7. Awal Pertikaian

44 7 0
                                    

Mentari yang kian terik di setiap jam mulai bersinggah tepat di atas ubun-ubun manusia. Aku dan Haura baru saja kembali dari masjid selepas menunaikan shalat dzuhur. Masih ada sisa 15 menit untuk kami beristirahat dan makan siang di kantin sekolah. Seperti hari-hari biasanya kami makan mi pangsit sambil mengobrol seru di sana.

"Kak Fahri bilang tadi pagi lo di ganggu Nabila lagi ya Sa?" tanya Haura. Aku mengangguk sambil menyuapkan mi ke mulutku.

"Mulai besok kita berangkat ke sekolah bareng!" cetus Haura. Aku menelan makananku, lantas segera menjawab ucapan gadis ini.

"Nggak usah, ngerepotin banget," tolakku.

"Nggak repot. Lagian seru kok berangkat bareng. Kita jadi punya banyak kesempatan buat ngobrol."

"Setiap hari juga banyak kesempatan kok. Aku nggak mau repotin kamu Ra," ungkapku.

"Sttt... Dah pokoknya besok gue jemput lo. Dan karena jemput lo gue jadi bisa ketemu Umah dan Faiz tiap hari."

"Yasudah deh terserah kamu. Lagian kamu itu keras kepala sama kaya batu!" ucapku bercanda.

"Dih kaya yang enggak aja. Lo juga sama kerasnya kaya beton," balas Haura tak ingin kalah mencibirku. Setelah itu kami pun tertawa bersama. Kami sering kali melakukan ini. Mencairkan suasana monoton yang acap kali merengkuh kami.

"Gue udah selesai makan, ke kelas yuk!" ajak Haura.

Aku menutup botol air yang baru saja aku minum. Lantas mengangguk ke arah Haura. "Yuk! Aku juga udah selesai," balasku.

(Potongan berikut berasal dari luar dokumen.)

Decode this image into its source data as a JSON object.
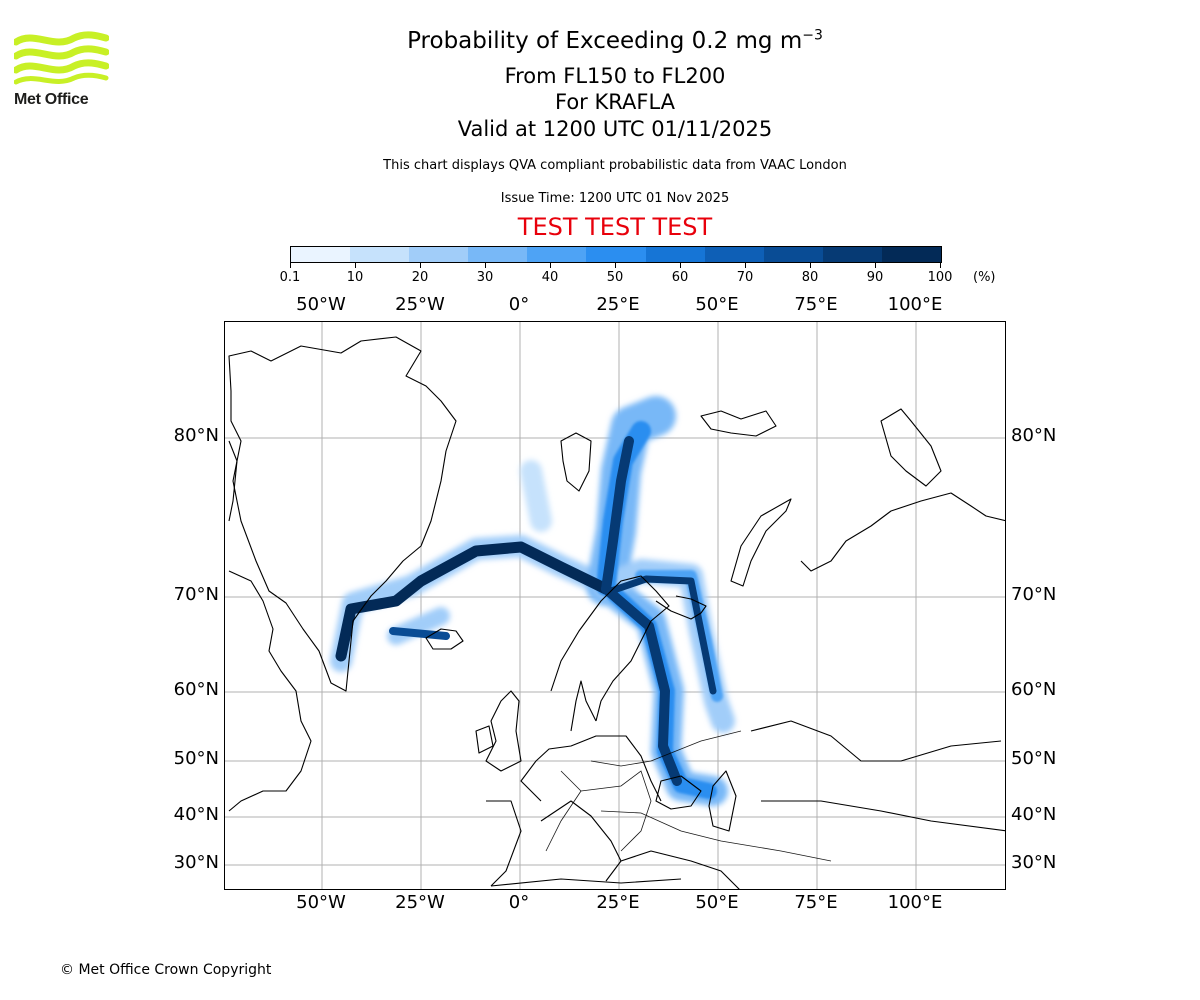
{
  "header": {
    "title_main": "Probability of Exceeding 0.2 mg m",
    "title_sup": "−3",
    "levels": "From FL150 to FL200",
    "volcano": "For KRAFLA",
    "valid": "Valid at 1200 UTC 01/11/2025",
    "note": "This chart displays QVA compliant probabilistic data from VAAC London",
    "issue": "Issue Time: 1200 UTC 01 Nov 2025",
    "test_banner": "TEST TEST TEST"
  },
  "logo": {
    "text": "Met Office",
    "color": "#c8f026"
  },
  "footer": {
    "copyright": "© Met Office Crown Copyright"
  },
  "colorbar": {
    "ticks": [
      "0.1",
      "10",
      "20",
      "30",
      "40",
      "50",
      "60",
      "70",
      "80",
      "90",
      "100"
    ],
    "unit": "(%)",
    "colors": [
      "#eaf4ff",
      "#c6e2fc",
      "#a1cdf9",
      "#78b8f7",
      "#4ea3f5",
      "#2b8ef0",
      "#1675d6",
      "#0e5fb6",
      "#094c95",
      "#063a74",
      "#032a57"
    ]
  },
  "map": {
    "lon_labels": [
      "50°W",
      "25°W",
      "0°",
      "25°E",
      "50°E",
      "75°E",
      "100°E"
    ],
    "lat_labels": [
      "80°N",
      "70°N",
      "60°N",
      "50°N",
      "40°N",
      "30°N"
    ],
    "gridline_color": "#b0b0b0",
    "coast_color": "#000000"
  }
}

Setelah itu kami beranjak menuju ruang kelas kami. Di sana tidak terlalu ramai. Masih banyak siswa yang berada di luar kelas. Mungkin hanya seperempatnya saja yang ada di kelas ini.

"Anak-anak cowok pada ke mana ya? Tumben banget jam segini masih di luar," ungkap Haura seraya mengelilingkan pandangannya ke sekitaran kelas.

"Ya, mungkin mereka masih di kantin. Atau mungkin masih nongkrong di halaman masjid kaya biasa Ra," balasku.

"Mungkin kali ya... Btw, selama ini lo belum cerita alasan lo pindah Sa."

Aku melirik teman semejaku ini. Haura itu benar-benar tipe orang yang sangat mudah penasaran.

"Aku pindah ke sini?" tanyaku ulang. Haura nampak mengangguk-angguk tanpa beban.

"Aku nggak tahu alasan khususnya. Tapi yang jelas Abah bilang kita merantau aja dari desa ke kota ini. Sekalian Abah juga dapat tawaran kerja yang bagus di sini," jelasku. Tapi kelihatannya Haura belum puas dengan jawabanku.

"Ngapain nyari kerja di sini, padahal kata kamu kakek kamu itu punya pesantren, kan?" Aku tersenyum kecil kala mendengar pertanyaan Haura.

"Ya Aki yang punya pesantren. Tapi Abah bilang dia mau mandiri untuk nafkahin keluarganya, nggak mau repotin mertua. Dan kota ini juga kan tempat masa kecil Abah."

"Abah kamu orang sini?" tanya Haura lagi. Aku mengangguk kecil.

"Abah lahir di Bandung cuma besarnya di kota ini. Rumah yang keluarga aku tempati sekarang itu rumah peninggalan orang tua Abah," jelasku. Sekali lagi Haura mengangguk-anggukan kepalanya.

Aku tersenyum kecil saat itu, tapi sejak mengobrol dengan Haura rasanya ada yang berbeda dari cara Haura bicara. Aku sedikit memutar otak mengingat setiap kata yang di ucapkan Haura. Mencari sesuatu yang berbeda itu.

"Kamu udah mulai pake aku-kamu bicaranya, Ra. Nggak lo-gue lagi?" ucapku menggoda Haura.

Gadis yang sedang terdiam itu mulai menatapku kaget. Seperdetik kemudian dia menunjukkan deretan gigi putihnya kepadaku.